One of their marinades was based on Pilsner, a pale lager. A second was based on a black beer (type unstated). Since black beers have more melanoidins than light beers—as the name suggests, they give it colour—Dr Ferreira’s hypothesis was that steaks steeped in the black-beer marinade would form fewer PAHs than those steeped in the light-beer marinade, which would, in turn, form fewer than control steaks left unmarinated.

And so it proved. When cooked, unmarinated steaks had an average of 21 nanograms (billionths of a gram) of PAHs per gram of grilled meat. Those marinated in Pilsner averaged 18 nanograms. Those marinated in black beer averaged only 10 nanograms. Tasty and healthy too, then. Just what the doctor ordered.

Next time I'm at Morton's, I'll expect to see the porter-marinated Porterhouse on the menu.

Four centuries ago today

It's not a big anniversary, but it still bears mentioning. On 5 April 1614, John Rolfe married Pocahontas in Virginia Colony.

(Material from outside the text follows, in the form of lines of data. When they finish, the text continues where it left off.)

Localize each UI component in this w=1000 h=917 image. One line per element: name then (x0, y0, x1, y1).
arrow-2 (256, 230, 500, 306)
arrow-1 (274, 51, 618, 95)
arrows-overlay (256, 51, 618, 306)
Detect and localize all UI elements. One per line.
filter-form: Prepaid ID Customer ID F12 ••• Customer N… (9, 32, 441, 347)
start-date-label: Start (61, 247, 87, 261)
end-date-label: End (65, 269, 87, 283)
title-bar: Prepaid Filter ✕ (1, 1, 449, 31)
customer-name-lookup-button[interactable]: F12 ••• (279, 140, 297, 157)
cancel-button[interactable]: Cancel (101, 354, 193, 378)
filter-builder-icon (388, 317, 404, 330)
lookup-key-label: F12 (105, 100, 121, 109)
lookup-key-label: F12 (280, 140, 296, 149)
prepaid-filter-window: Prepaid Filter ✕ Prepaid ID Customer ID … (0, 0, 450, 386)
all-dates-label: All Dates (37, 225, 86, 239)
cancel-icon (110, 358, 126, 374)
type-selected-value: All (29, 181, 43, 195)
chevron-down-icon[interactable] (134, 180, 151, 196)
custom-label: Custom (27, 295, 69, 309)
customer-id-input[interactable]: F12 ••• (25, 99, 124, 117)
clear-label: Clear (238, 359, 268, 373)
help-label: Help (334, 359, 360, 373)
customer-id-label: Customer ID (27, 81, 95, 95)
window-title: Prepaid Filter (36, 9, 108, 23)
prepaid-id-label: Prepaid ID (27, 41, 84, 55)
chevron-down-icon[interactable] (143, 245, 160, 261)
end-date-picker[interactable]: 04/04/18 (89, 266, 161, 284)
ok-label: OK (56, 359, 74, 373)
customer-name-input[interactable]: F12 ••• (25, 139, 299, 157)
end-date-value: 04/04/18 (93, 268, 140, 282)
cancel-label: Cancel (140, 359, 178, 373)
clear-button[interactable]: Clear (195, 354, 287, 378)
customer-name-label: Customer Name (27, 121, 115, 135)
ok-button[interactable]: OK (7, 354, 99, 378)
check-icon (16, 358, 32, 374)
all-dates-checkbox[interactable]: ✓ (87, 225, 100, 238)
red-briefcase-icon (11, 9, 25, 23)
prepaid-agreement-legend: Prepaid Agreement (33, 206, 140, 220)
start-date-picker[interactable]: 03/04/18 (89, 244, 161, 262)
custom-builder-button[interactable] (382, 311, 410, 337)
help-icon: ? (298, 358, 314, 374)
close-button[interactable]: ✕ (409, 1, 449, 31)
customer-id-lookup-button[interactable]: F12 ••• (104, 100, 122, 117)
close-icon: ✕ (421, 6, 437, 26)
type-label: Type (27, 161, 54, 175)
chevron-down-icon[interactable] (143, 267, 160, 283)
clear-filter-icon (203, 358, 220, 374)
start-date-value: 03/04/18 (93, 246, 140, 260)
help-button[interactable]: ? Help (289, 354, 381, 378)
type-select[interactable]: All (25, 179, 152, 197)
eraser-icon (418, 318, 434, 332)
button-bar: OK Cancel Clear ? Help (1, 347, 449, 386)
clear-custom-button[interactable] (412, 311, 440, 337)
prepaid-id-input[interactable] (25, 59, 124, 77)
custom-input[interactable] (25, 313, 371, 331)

It's difficult to imagine what her life was like, what were the circumstances of her marriage beyond official records, or how she dealt with London. To me, the story has always sounded a bit non-consensual. But the world of 1614 was so alien from our own world, even in England and America, it's likely no one had even an analog to our modern notion of "consent."

Still, it's an interesting anniversary.